Neste particular, as dificuldades enfrentadas pelo transporte público coletivo (TPC), a quem deveria caber a maior parte dos deslocamentos urbanos, em atendimento ao consagrado objetivo da sustentabilidade, entre outros igualmente importantes, têm ocasionado o afastamento dos seus usuários, que buscam opções mais condizentes com as suas expectativas, tais como menor preço, mais rapidez na viagem, menor tempo de espera e maior confiabilidade.
Nos deparamos, em consequência, com a expansão desmesurada de uma modalidade de transporte, a motocicleta, cuja segurança deixa muito a desejar, quando comparada às outras alternativas existentes.
Os registros oficiais mais recentes do Detran-PE indicam que o crescimento da frota de motocicletas e, consequentemente, sua utilização no ambiente urbano, estão ocorrendo a um ritmo vertiginoso, senão vejamos: na RMR, entre 1993 e 2023, a frota de motos passou de 20.400 para 417.872 unidades, resultando num crescimento percentual de 1.948%, enquanto que a frota de autos de passeio aumentou, no mesmo período, de 266.360 para 791.831 unidades, correspondendo a uma aumento percentual de 197%.

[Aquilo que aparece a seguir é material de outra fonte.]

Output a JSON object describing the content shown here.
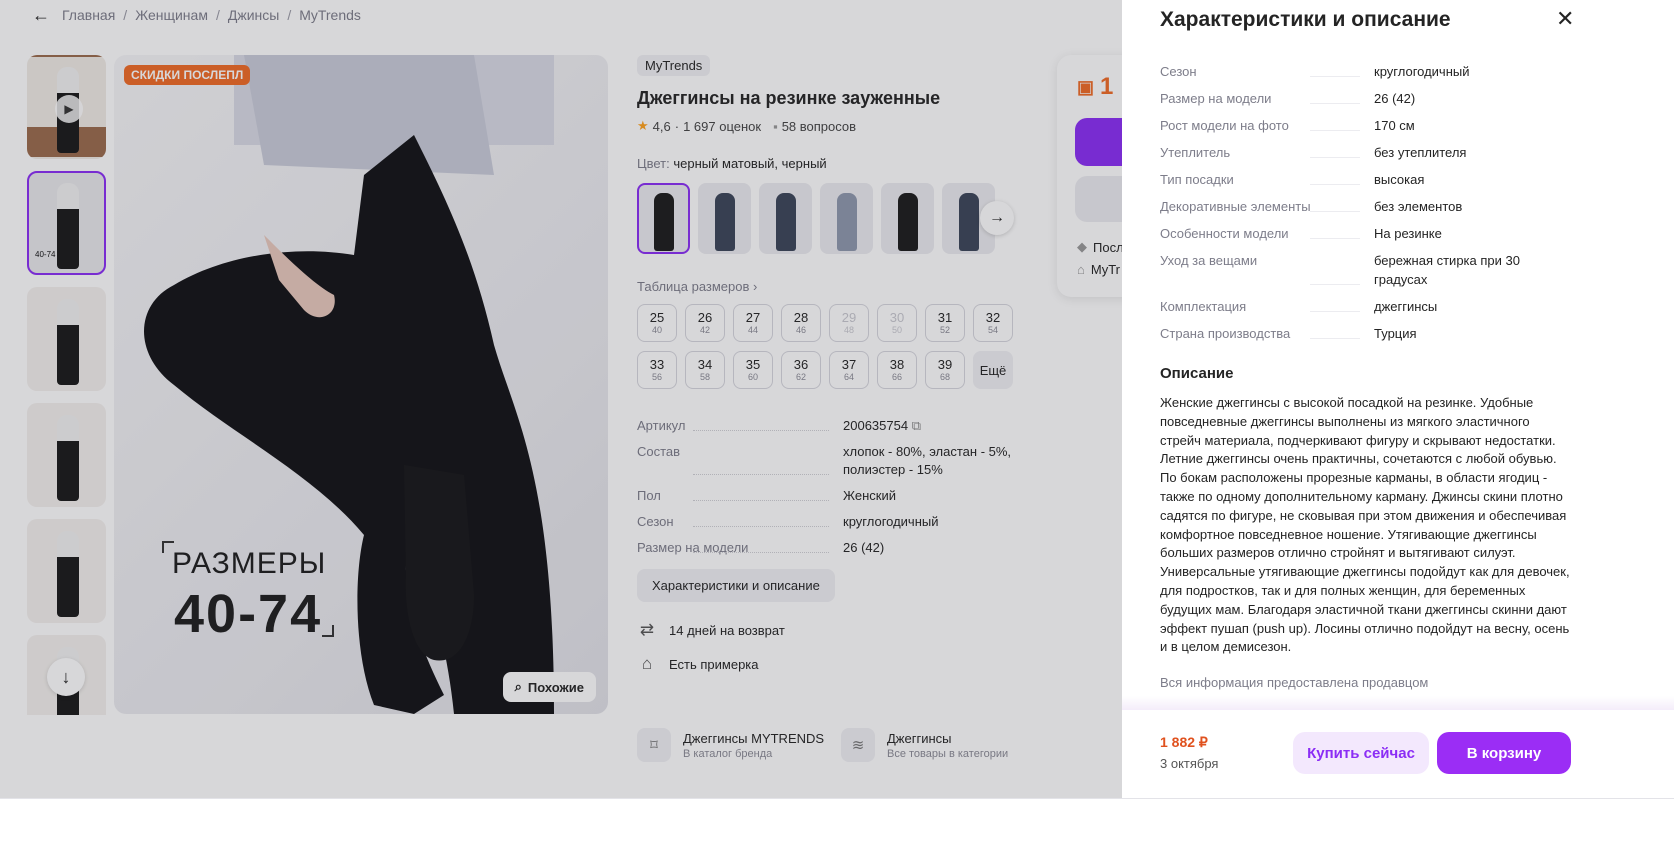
{
  "breadcrumb": [
    "Главная",
    "Женщинам",
    "Джинсы",
    "MyTrends"
  ],
  "gallery": {
    "sale_badge": "СКИДКИ ПОСЛЕПЛ",
    "caption_line1": "РАЗМЕРЫ",
    "caption_line2": "40-74",
    "similar_label": "Похожие",
    "thumb_caption": "40-74"
  },
  "product": {
    "brand": "MyTrends",
    "title": "Джеггинсы на резинке зауженные",
    "rating": "4,6",
    "reviews": "1 697 оценок",
    "questions": "58 вопросов",
    "color_label": "Цвет:",
    "color_value": "черный матовый, черный",
    "size_table_link": "Таблица размеров",
    "sizes": [
      {
        "ru": "25",
        "eu": "40",
        "available": true
      },
      {
        "ru": "26",
        "eu": "42",
        "available": true
      },
      {
        "ru": "27",
        "eu": "44",
        "available": true
      },
      {
        "ru": "28",
        "eu": "46",
        "available": true
      },
      {
        "ru": "29",
        "eu": "48",
        "available": false
      },
      {
        "ru": "30",
        "eu": "50",
        "available": false
      },
      {
        "ru": "31",
        "eu": "52",
        "available": true
      },
      {
        "ru": "32",
        "eu": "54",
        "available": true
      },
      {
        "ru": "33",
        "eu": "56",
        "available": true
      },
      {
        "ru": "34",
        "eu": "58",
        "available": true
      },
      {
        "ru": "35",
        "eu": "60",
        "available": true
      },
      {
        "ru": "36",
        "eu": "62",
        "available": true
      },
      {
        "ru": "37",
        "eu": "64",
        "available": true
      },
      {
        "ru": "38",
        "eu": "66",
        "available": true
      },
      {
        "ru": "39",
        "eu": "68",
        "available": true
      }
    ],
    "more_sizes": "Ещё",
    "attributes": [
      {
        "k": "Артикул",
        "v": "200635754"
      },
      {
        "k": "Состав",
        "v": "хлопок - 80%, эластан - 5%, полиэстер - 15%"
      },
      {
        "k": "Пол",
        "v": "Женский"
      },
      {
        "k": "Сезон",
        "v": "круглогодичный"
      },
      {
        "k": "Размер на модели",
        "v": "26 (42)"
      }
    ],
    "char_button": "Характеристики и описание",
    "return_policy": "14 дней на возврат",
    "fitting": "Есть примерка"
  },
  "bottom_links": [
    {
      "title": "Джеггинсы MYTRENDS",
      "sub": "В каталог бренда"
    },
    {
      "title": "Джеггинсы",
      "sub": "Все товары в категории"
    }
  ],
  "buy_card": {
    "price_partial": "1",
    "line1": "Посл",
    "line2": "MyTr"
  },
  "panel": {
    "title": "Характеристики и описание",
    "specs": [
      {
        "k": "Сезон",
        "v": "круглогодичный"
      },
      {
        "k": "Размер на модели",
        "v": "26 (42)"
      },
      {
        "k": "Рост модели на фото",
        "v": "170 см"
      },
      {
        "k": "Утеплитель",
        "v": "без утеплителя"
      },
      {
        "k": "Тип посадки",
        "v": "высокая"
      },
      {
        "k": "Декоративные элементы",
        "v": "без элементов"
      },
      {
        "k": "Особенности модели",
        "v": "На резинке"
      },
      {
        "k": "Уход за вещами",
        "v": "бережная стирка при 30 градусах"
      },
      {
        "k": "Комплектация",
        "v": "джеггинсы"
      },
      {
        "k": "Страна производства",
        "v": "Турция"
      }
    ],
    "desc_title": "Описание",
    "description": "Женские джеггинсы с высокой посадкой на резинке. Удобные повседневные джеггинсы выполнены из мягкого эластичного стрейч материала, подчеркивают фигуру и скрывают недостатки. Летние джеггинсы очень практичны, сочетаются с любой обувью. По бокам расположены прорезные карманы, в области ягодиц - также по одному дополнительному карману. Джинсы скини плотно садятся по фигуре, не сковывая при этом движения и обеспечивая комфортное повседневное ношение. Утягивающие джеггинсы больших размеров отлично стройнят и вытягивают силуэт. Универсальные утягивающие джеггинсы подойдут как для девочек, для подростков, так и для полных женщин, для беременных будущих мам. Благодаря эластичной ткани джеггинсы скинни дают эффект пушап (push up). Лосины отлично подойдут на весну, осень и в целом демисезон.",
    "seller_note": "Вся информация предоставлена продавцом",
    "footer_price": "1 882 ₽",
    "footer_date": "3 октября",
    "buy_now": "Купить сейчас",
    "add_to_cart": "В корзину"
  },
  "colors": {
    "accent": "#8b2df5",
    "price": "#e0521f",
    "star": "#ffa21b"
  }
}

EXPLOSÃO DA FROTA DE MOTOCICLETAS E O PERIGO QUE ISSO REPRESENTA
Ou seja, em 30 anos, a frota de motos cresceu a um ritmo, aproximadamente, 10 vezes mais rápido do que a frota de automóveis particulares. Porém mais preocupante ainda, são os dados referentes ao primeiro emplacamento entre os meses de janeiro e agosto do corrente ano de 2024, em Pernambuco: foram 22.487 automóveis particulares em primeiro emplacamento, enquanto que as motos (incluindo motonetas e ciclomotores) atingiram o valor de 72.142 unidades!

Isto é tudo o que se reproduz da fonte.